Run large language models across a network of independent nodes. No single node sees your full input. Cryptographic protocols protect your prompts. On-chain staking keeps nodes honest.
Three pillars that make decentralized inference private, secure, and fair.
Your prompt is secret-shared between two independent MPC nodes at the embedding layer. No single node ever sees the raw text you typed. Inference happens on encrypted shares.
Transformer models are split into shards served by independent operators. Each node holds only a slice of the model — no single entity controls the full pipeline.
Nodes stake tokens on-chain via an ERC-20 escrow contract. Cheating nodes are detected by verifiers and slashed automatically. Honest work is rewarded proportionally through a P2Pool-style share chain.
From prompt to response in four steps, across a privacy-preserving pipeline.
The client encrypts the request using onion routing layers — one layer per node in the circuit.
Shard 0 runs as an MPC pair — two nodes that perform the embedding and first transformer layers on secret-shared inputs. Neither node can reconstruct the original tokens.

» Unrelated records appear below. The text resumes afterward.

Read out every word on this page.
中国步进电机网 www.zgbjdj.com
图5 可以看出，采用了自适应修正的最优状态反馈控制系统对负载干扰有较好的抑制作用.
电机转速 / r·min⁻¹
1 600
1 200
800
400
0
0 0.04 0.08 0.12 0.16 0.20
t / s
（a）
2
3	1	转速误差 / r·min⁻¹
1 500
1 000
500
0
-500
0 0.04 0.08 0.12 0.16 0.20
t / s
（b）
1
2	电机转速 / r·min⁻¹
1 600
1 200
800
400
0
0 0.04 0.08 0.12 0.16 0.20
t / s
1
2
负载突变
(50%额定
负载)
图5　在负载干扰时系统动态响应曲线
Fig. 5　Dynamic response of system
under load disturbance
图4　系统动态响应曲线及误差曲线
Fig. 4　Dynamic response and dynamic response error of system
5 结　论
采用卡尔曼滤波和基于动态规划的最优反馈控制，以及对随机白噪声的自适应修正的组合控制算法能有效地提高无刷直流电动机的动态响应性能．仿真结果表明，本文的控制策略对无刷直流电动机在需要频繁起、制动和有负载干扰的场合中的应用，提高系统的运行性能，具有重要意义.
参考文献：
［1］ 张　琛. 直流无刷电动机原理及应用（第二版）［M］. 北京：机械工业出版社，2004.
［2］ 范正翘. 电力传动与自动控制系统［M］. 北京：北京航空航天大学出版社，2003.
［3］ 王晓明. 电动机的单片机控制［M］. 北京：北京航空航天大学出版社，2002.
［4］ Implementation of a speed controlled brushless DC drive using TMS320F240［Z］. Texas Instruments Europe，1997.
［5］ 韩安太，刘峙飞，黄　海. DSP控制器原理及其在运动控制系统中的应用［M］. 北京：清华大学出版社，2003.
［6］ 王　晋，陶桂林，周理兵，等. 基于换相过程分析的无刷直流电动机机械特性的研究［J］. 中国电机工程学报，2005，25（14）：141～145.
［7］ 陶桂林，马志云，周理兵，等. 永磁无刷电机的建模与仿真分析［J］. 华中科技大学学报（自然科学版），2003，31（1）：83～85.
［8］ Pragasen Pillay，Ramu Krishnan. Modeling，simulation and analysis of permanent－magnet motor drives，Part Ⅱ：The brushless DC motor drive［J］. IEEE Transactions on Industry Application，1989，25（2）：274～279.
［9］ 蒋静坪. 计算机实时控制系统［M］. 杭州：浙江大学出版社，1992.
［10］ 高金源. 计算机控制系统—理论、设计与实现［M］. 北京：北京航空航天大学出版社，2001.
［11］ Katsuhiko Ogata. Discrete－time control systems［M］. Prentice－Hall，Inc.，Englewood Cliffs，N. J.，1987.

Activations flow through the remaining shards (each run by an independent operator). Each shard processes its transformer layers and forwards the hidden states to the next node.
The last shard samples tokens from the LM head and streams them back through the circuit. Compute shares are recorded on the share chain for settlement and payment.
Like Monero mining pools, UNFED AI registries compete in a free market.
Any operator can deploy a registry, set economic rules (pricing, staking minimums, slash fractions), and publish model manifests. Each cluster is an independent business.
Nodes join whichever cluster offers the best deal. Clients discover clusters via seed lists and peer-exchange gossip, then pick based on price, latency, and model availability.